Sehr geehrter Herr Ostner.

Die chinesische Volkszeitung lese ich nicht. Trotzdem weiß ich, daß für Amerika die wirtschaftlichen Beziehungen zu China immer wichtiger geworden sind und in der Gesamtbedeutung denen zu den europäischen Staaten mindestens gleich stehen. Das gilt für Länder in Südamerika, aber auch für die USA. Derzeit scheinen diese Beziehungen der USA mit China eher konfrontativ als kooperaiv ausgerichtet. Ob die riesigen wirtschaftlichen und finanziellen Probleme, die beide Länder miteinander haben, durch gemeinsame sinoamerikanische global ventures gelöst werden könnten, kann ich nicht beurteilen. Ich gehe aber davon aus, daß zu einer so engen Kooperation und gar noch zu einem Militärbündnis, die ja auch zu noch mehr gegenseitiger Abhängigkeit führen würden, auf beiden Seiten keine Bereitschaft besteht.
Ähnlich wenig realistisch sehe ich solche Überlegungen für Europa, zumal Europa weit entfernt von einer einheitlichen Außen- und Außenwirtschaftspolitik ist und die europäischen Staaten in dieser Frage kaum zu einer einheitlich Meinung zu bringen sein werden.
Vereinbarungen und gemeinsames Vorgehen von China und den USA berücksichtigen schon heute europäische Interessen oder solche der restlichen Welt wenig oder gar nicht. Die Gefahr eines gemeinsamen Vorgehens der beiden Staaten sehe ich darüber hinaus derzeit nicht sondern eher Gefahren für die restliche Welt aus stärker werdenden Koonfrontation.

Daß die Türkei sich in den letzten Jahren immer mehr politisch und ökonomisch auch Richtung Iran, China und Rußland orientiert ist unübersehbar. Schuld daran ist die deutsche und europäische Politik der Konservativen, die der Türkei den Weg in die EU entgegen allen früheren Versprechungen und Vereinbarungen versperren will.
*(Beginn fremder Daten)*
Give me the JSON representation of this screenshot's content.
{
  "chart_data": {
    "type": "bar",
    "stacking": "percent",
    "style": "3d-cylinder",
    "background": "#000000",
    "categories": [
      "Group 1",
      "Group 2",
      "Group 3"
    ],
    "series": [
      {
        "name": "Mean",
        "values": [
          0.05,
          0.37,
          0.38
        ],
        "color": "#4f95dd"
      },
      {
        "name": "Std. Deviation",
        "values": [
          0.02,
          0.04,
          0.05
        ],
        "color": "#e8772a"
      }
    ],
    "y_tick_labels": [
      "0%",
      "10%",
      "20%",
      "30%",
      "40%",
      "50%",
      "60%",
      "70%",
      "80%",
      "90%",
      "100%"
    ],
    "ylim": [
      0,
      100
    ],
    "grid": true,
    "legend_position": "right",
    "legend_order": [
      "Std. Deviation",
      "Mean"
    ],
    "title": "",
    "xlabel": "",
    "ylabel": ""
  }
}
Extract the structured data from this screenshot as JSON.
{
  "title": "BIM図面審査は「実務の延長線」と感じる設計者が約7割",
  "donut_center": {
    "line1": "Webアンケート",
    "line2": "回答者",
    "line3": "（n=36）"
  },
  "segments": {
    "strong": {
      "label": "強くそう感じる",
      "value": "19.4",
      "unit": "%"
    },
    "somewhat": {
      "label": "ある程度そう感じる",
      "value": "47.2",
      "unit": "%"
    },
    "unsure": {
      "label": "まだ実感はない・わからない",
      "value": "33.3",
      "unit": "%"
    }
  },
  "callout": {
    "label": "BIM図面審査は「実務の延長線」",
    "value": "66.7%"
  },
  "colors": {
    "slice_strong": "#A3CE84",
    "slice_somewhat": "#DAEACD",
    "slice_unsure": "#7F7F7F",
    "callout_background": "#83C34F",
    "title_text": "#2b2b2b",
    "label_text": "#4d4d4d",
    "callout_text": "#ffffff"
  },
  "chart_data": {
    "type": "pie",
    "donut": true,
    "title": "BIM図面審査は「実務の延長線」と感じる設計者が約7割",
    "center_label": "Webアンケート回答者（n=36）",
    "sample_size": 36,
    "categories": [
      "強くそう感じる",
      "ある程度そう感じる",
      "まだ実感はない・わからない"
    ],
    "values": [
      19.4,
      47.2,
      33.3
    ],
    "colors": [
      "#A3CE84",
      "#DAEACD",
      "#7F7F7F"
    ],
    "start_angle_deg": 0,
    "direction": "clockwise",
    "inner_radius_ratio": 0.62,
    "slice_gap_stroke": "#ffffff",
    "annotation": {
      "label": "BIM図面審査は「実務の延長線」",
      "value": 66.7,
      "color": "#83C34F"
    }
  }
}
Für China bietet sich damit die willkommene Gelegenheit, seinen wirtschaftlichen und politischen Einfluß, der in Ländern Afrikas zuweilen schon den Europas in den Schatten stellt, auf die Türkei und über die Türkei auf die Länder rund um das Mittelmeeer auszudehnen. Die Chance wird vertan, die Türkei in der EU fest politisch und wirtschaftlich einzubinden. Auch deshalb ist die Ablehnung des Beitritts der Türkei in die EU und der Beitrittsperspektive durch die CDU politisch falsch und verhängnisvoll.